BOLOGNA, 17 SET. 2010 – Rilanciate e subito chiuse. Tornate in edicola soltanto il maggio scorso, dopo anni di assenza, le edizioni regionali di Emilia-Romagna e Toscana dell’Unità hanno ora impresse una data di scadenza: 15 ottobre 2010. Da quel giorno potrebbero nuovamente scomparire. Ad annunciarne la sospensione ai giornalisti del quotidiano è stata l’azienda, la Nuova Iniziativa Editoriale di Renato Soru. Per protestare contro questa decisione l’assemblea di redazione ha indetto due giornate di sciopero. Per questo motivo oggi il giornale fondato da Antonio Gramsci in edicola non c’è, e non ci sarà nemmeno domani."La politica miope dei tagli nella quale persevera l’editore Renato Soru colpisce l’area storica di radicamento e diffusione della nostra testata", si legge nel comunicato diffuso ieri dall’assemblea dei redattori. "E’ arrivato il momento di dire basta a scelte contraddittorie e sbagliate, che indeboliscono il prodotto e colpiscono la diffusione del giornale."Solidarietà alla protesta dei giornalisti dell’Unità è stata espressa dalla Federazione nazionale della stampa italiana e le Associazioni regionali dell’Emilia-Romagna, Toscana, Lombarda e Romana.
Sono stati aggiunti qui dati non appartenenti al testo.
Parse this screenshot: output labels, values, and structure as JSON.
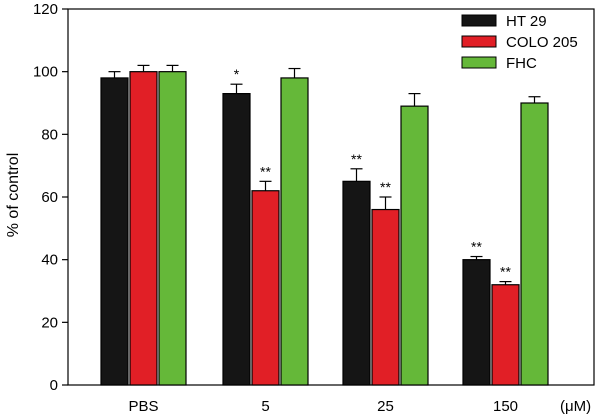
{
  "chart_data": {
    "type": "bar",
    "categories": [
      "PBS",
      "5",
      "25",
      "150"
    ],
    "xunit": "(μM)",
    "ylabel": "% of control",
    "ylim": [
      0,
      120
    ],
    "yticks": [
      0,
      20,
      40,
      60,
      80,
      100,
      120
    ],
    "legend_position": "top-right",
    "series": [
      {
        "name": "HT 29",
        "color": "#151515",
        "values": [
          98,
          93,
          65,
          40
        ],
        "errors": [
          2,
          3,
          4,
          1
        ],
        "annotations": [
          "",
          "*",
          "**",
          "**"
        ]
      },
      {
        "name": "COLO 205",
        "color": "#e11f26",
        "values": [
          100,
          62,
          56,
          32
        ],
        "errors": [
          2,
          3,
          4,
          1
        ],
        "annotations": [
          "",
          "**",
          "**",
          "**"
        ]
      },
      {
        "name": "FHC",
        "color": "#65b839",
        "values": [
          100,
          98,
          89,
          90
        ],
        "errors": [
          2,
          3,
          4,
          2
        ],
        "annotations": [
          "",
          "",
          "",
          ""
        ]
      }
    ]
  }
}
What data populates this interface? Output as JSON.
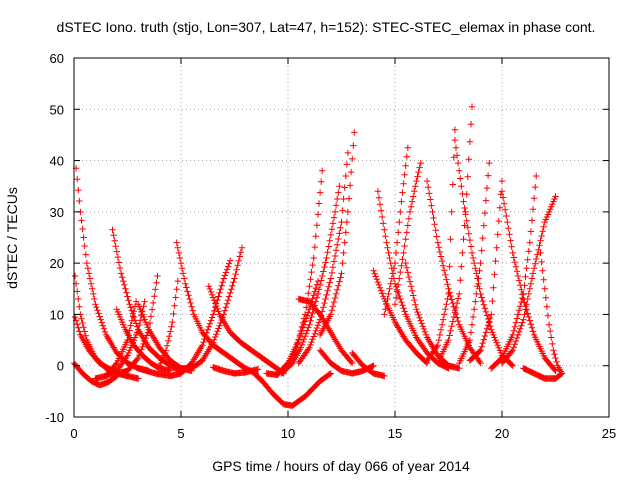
{
  "chart_data": {
    "type": "scatter",
    "title": "dSTEC Iono. truth (stjo, Lon=307, Lat=47, h=152): STEC-STEC_elemax in phase cont.",
    "xlabel": "GPS time / hours of day 066 of year 2014",
    "ylabel": "dSTEC  / TECUs",
    "xlim": [
      0,
      25
    ],
    "ylim": [
      -10,
      60
    ],
    "x_ticks": [
      0,
      5,
      10,
      15,
      20,
      25
    ],
    "y_ticks": [
      -10,
      0,
      10,
      20,
      30,
      40,
      50,
      60
    ],
    "grid": true,
    "marker": "+",
    "color": "#ff0000",
    "arcs": [
      {
        "x": [
          0.0,
          0.4,
          0.8,
          1.2,
          1.6,
          2.0
        ],
        "y": [
          0.5,
          -1.5,
          -3.0,
          -3.8,
          -3.2,
          -2.0
        ]
      },
      {
        "x": [
          0.05,
          0.3,
          0.6,
          1.0,
          1.5,
          2.0,
          2.5
        ],
        "y": [
          17.5,
          10.0,
          5.0,
          1.5,
          -0.5,
          -1.5,
          -2.0
        ]
      },
      {
        "x": [
          0.05,
          0.3,
          0.7,
          1.2,
          1.8,
          2.5,
          3.0
        ],
        "y": [
          9.5,
          6.0,
          3.0,
          0.5,
          -1.0,
          -2.0,
          -2.5
        ]
      },
      {
        "x": [
          0.1,
          0.3,
          0.6,
          1.0,
          1.5,
          2.0,
          2.5,
          3.0,
          3.5
        ],
        "y": [
          38.5,
          30.0,
          20.0,
          12.0,
          6.0,
          2.5,
          0.5,
          -0.5,
          -1.0
        ]
      },
      {
        "x": [
          1.8,
          2.2,
          2.6,
          3.0,
          3.5,
          4.0,
          4.5,
          5.0
        ],
        "y": [
          26.5,
          18.0,
          12.0,
          7.0,
          3.5,
          1.5,
          0.0,
          -1.0
        ]
      },
      {
        "x": [
          1.0,
          1.5,
          2.0,
          2.5,
          2.9
        ],
        "y": [
          -2.5,
          -2.0,
          0.5,
          5.0,
          12.5
        ]
      },
      {
        "x": [
          1.5,
          2.0,
          2.5,
          3.0,
          3.3
        ],
        "y": [
          -2.0,
          -1.0,
          2.0,
          7.0,
          12.5
        ]
      },
      {
        "x": [
          2.0,
          2.5,
          3.0,
          3.5,
          3.9
        ],
        "y": [
          -1.5,
          -1.0,
          1.5,
          7.0,
          17.5
        ]
      },
      {
        "x": [
          2.0,
          2.4,
          2.8,
          3.2,
          3.6,
          4.0,
          4.5
        ],
        "y": [
          11.0,
          7.0,
          4.0,
          2.0,
          0.5,
          -0.5,
          -1.0
        ]
      },
      {
        "x": [
          3.0,
          3.5,
          4.0,
          4.5,
          5.0,
          5.5
        ],
        "y": [
          12.0,
          7.0,
          3.5,
          1.0,
          -0.5,
          -1.0
        ]
      },
      {
        "x": [
          4.0,
          4.3,
          4.6,
          4.85
        ],
        "y": [
          0.0,
          3.0,
          8.5,
          16.5
        ]
      },
      {
        "x": [
          4.8,
          5.2,
          5.6,
          6.0,
          6.5,
          7.0,
          7.5,
          8.0,
          8.5
        ],
        "y": [
          24.0,
          16.0,
          10.0,
          6.5,
          4.0,
          2.5,
          1.0,
          -0.5,
          -1.5
        ]
      },
      {
        "x": [
          3.0,
          3.8,
          4.5,
          5.0,
          5.5,
          6.0,
          6.5,
          7.0,
          7.3
        ],
        "y": [
          -0.5,
          -1.5,
          -2.0,
          -1.5,
          0.5,
          4.0,
          10.0,
          17.0,
          20.5
        ]
      },
      {
        "x": [
          5.0,
          5.5,
          6.0,
          6.5,
          7.0,
          7.5,
          7.85
        ],
        "y": [
          -0.5,
          -0.5,
          1.0,
          4.5,
          10.0,
          17.0,
          23.0
        ]
      },
      {
        "x": [
          6.3,
          6.8,
          7.3,
          7.8,
          8.3,
          8.8,
          9.3,
          9.8
        ],
        "y": [
          15.5,
          10.0,
          6.5,
          4.5,
          3.0,
          1.5,
          0.0,
          -1.5
        ]
      },
      {
        "x": [
          6.5,
          7.0,
          7.5,
          8.0,
          8.6
        ],
        "y": [
          -0.3,
          -1.0,
          -1.5,
          -1.3,
          -0.7
        ]
      },
      {
        "x": [
          8.3,
          8.8,
          9.3,
          9.8,
          10.2,
          10.8,
          11.5,
          12.0
        ],
        "y": [
          -1.0,
          -3.0,
          -5.5,
          -7.5,
          -7.8,
          -6.0,
          -3.0,
          -1.5
        ]
      },
      {
        "x": [
          9.0,
          9.5,
          10.0,
          10.5,
          11.0,
          11.4
        ],
        "y": [
          -1.5,
          -1.8,
          0.5,
          5.0,
          11.0,
          16.5
        ]
      },
      {
        "x": [
          9.5,
          10.0,
          10.4,
          10.8,
          11.2,
          11.6
        ],
        "y": [
          -1.5,
          0.0,
          3.5,
          10.0,
          21.0,
          38.0
        ]
      },
      {
        "x": [
          9.7,
          10.2,
          10.6,
          11.0,
          11.4,
          11.8,
          12.2,
          12.4
        ],
        "y": [
          -1.5,
          0.5,
          3.5,
          8.0,
          14.0,
          21.0,
          30.0,
          35.0
        ]
      },
      {
        "x": [
          10.5,
          11.0,
          11.5,
          12.0,
          12.5,
          12.8
        ],
        "y": [
          0.5,
          3.5,
          9.0,
          17.0,
          28.0,
          41.5
        ]
      },
      {
        "x": [
          11.5,
          12.0,
          12.5,
          12.8,
          13.1
        ],
        "y": [
          6.0,
          10.0,
          18.0,
          30.0,
          45.5
        ]
      },
      {
        "x": [
          10.5,
          11.0,
          11.5,
          12.0,
          12.5,
          13.0
        ],
        "y": [
          13.0,
          12.5,
          10.0,
          6.5,
          3.0,
          0.5
        ]
      },
      {
        "x": [
          11.5,
          12.0,
          12.5,
          13.0,
          13.5,
          14.0
        ],
        "y": [
          3.0,
          0.5,
          -1.0,
          -1.5,
          -1.0,
          0.0
        ]
      },
      {
        "x": [
          13.0,
          13.5,
          14.0,
          14.5
        ],
        "y": [
          2.5,
          0.0,
          -1.5,
          -2.0
        ]
      },
      {
        "x": [
          14.0,
          14.5,
          15.0,
          15.5,
          16.0,
          16.5
        ],
        "y": [
          18.5,
          13.0,
          8.5,
          5.0,
          2.5,
          0.5
        ]
      },
      {
        "x": [
          14.2,
          14.6,
          15.0,
          15.5,
          16.0,
          16.5,
          17.0,
          17.5
        ],
        "y": [
          34.0,
          24.0,
          16.0,
          10.0,
          5.5,
          2.5,
          0.5,
          -0.5
        ]
      },
      {
        "x": [
          14.5,
          15.0,
          15.3,
          15.6
        ],
        "y": [
          10.0,
          20.0,
          32.0,
          42.5
        ]
      },
      {
        "x": [
          15.0,
          15.4,
          15.7,
          16.0,
          16.2
        ],
        "y": [
          12.0,
          22.0,
          30.0,
          36.0,
          39.5
        ]
      },
      {
        "x": [
          15.5,
          16.0,
          16.5,
          17.0,
          17.5,
          18.0
        ],
        "y": [
          20.0,
          11.0,
          5.5,
          2.0,
          0.0,
          -0.5
        ]
      },
      {
        "x": [
          16.5,
          17.0,
          17.5,
          18.0,
          18.5,
          19.0
        ],
        "y": [
          36.0,
          24.0,
          15.0,
          8.0,
          3.5,
          0.5
        ]
      },
      {
        "x": [
          16.5,
          17.0,
          17.5,
          17.8
        ],
        "y": [
          1.0,
          4.0,
          14.0,
          46.0
        ]
      },
      {
        "x": [
          17.0,
          17.5,
          18.0,
          18.3,
          18.6
        ],
        "y": [
          0.5,
          5.0,
          14.0,
          30.0,
          50.5
        ]
      },
      {
        "x": [
          17.8,
          18.2,
          18.6,
          19.0,
          19.5,
          20.0,
          20.5
        ],
        "y": [
          44.0,
          32.0,
          22.0,
          14.0,
          7.0,
          2.0,
          0.0
        ]
      },
      {
        "x": [
          18.0,
          18.5,
          19.0,
          19.4
        ],
        "y": [
          0.5,
          5.0,
          20.0,
          39.5
        ]
      },
      {
        "x": [
          18.5,
          19.0,
          19.5,
          20.0
        ],
        "y": [
          1.0,
          3.0,
          10.0,
          36.0
        ]
      },
      {
        "x": [
          20.0,
          20.5,
          21.0,
          21.5,
          22.0,
          22.5
        ],
        "y": [
          34.0,
          22.0,
          13.0,
          6.0,
          1.5,
          -1.0
        ]
      },
      {
        "x": [
          19.5,
          20.0,
          20.5,
          21.0,
          21.3,
          21.6
        ],
        "y": [
          -0.5,
          1.5,
          6.0,
          14.0,
          24.0,
          37.0
        ]
      },
      {
        "x": [
          20.0,
          20.5,
          21.0,
          21.5,
          22.0,
          22.5
        ],
        "y": [
          0.5,
          3.0,
          9.0,
          19.0,
          28.0,
          33.0
        ]
      },
      {
        "x": [
          21.8,
          22.0,
          22.2,
          22.4,
          22.6,
          22.8
        ],
        "y": [
          22.0,
          15.0,
          8.0,
          3.0,
          0.0,
          -1.5
        ]
      },
      {
        "x": [
          21.0,
          21.5,
          22.0,
          22.5,
          22.8
        ],
        "y": [
          -0.5,
          -1.5,
          -2.5,
          -2.5,
          -1.5
        ]
      }
    ]
  }
}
In una nota il sindacato parla di "situazione di grave pericolo per l’occupazione" e per "la stessa sopravvivenza del giornale da sempre punto di riferimento per i territori nei quali si ipotizza di abbandonare la pubblicazione delle cronache locali. In Emilia-Romagna ed in Toscana l’Unità vende il 40% delle copie, raccoglie il 50% degli abbonamenti ed introita un terzo della pubblicità complessiva".Nel giornale è già in atto da tempo uno stato di crisi. Una situazione che già ha messo fuori organico una cinquantina di giornalisti, per lo più giovani. La chiusura delle edizioni locali significherebbe la perdita di un posto di lavoro per altri 11 redattori.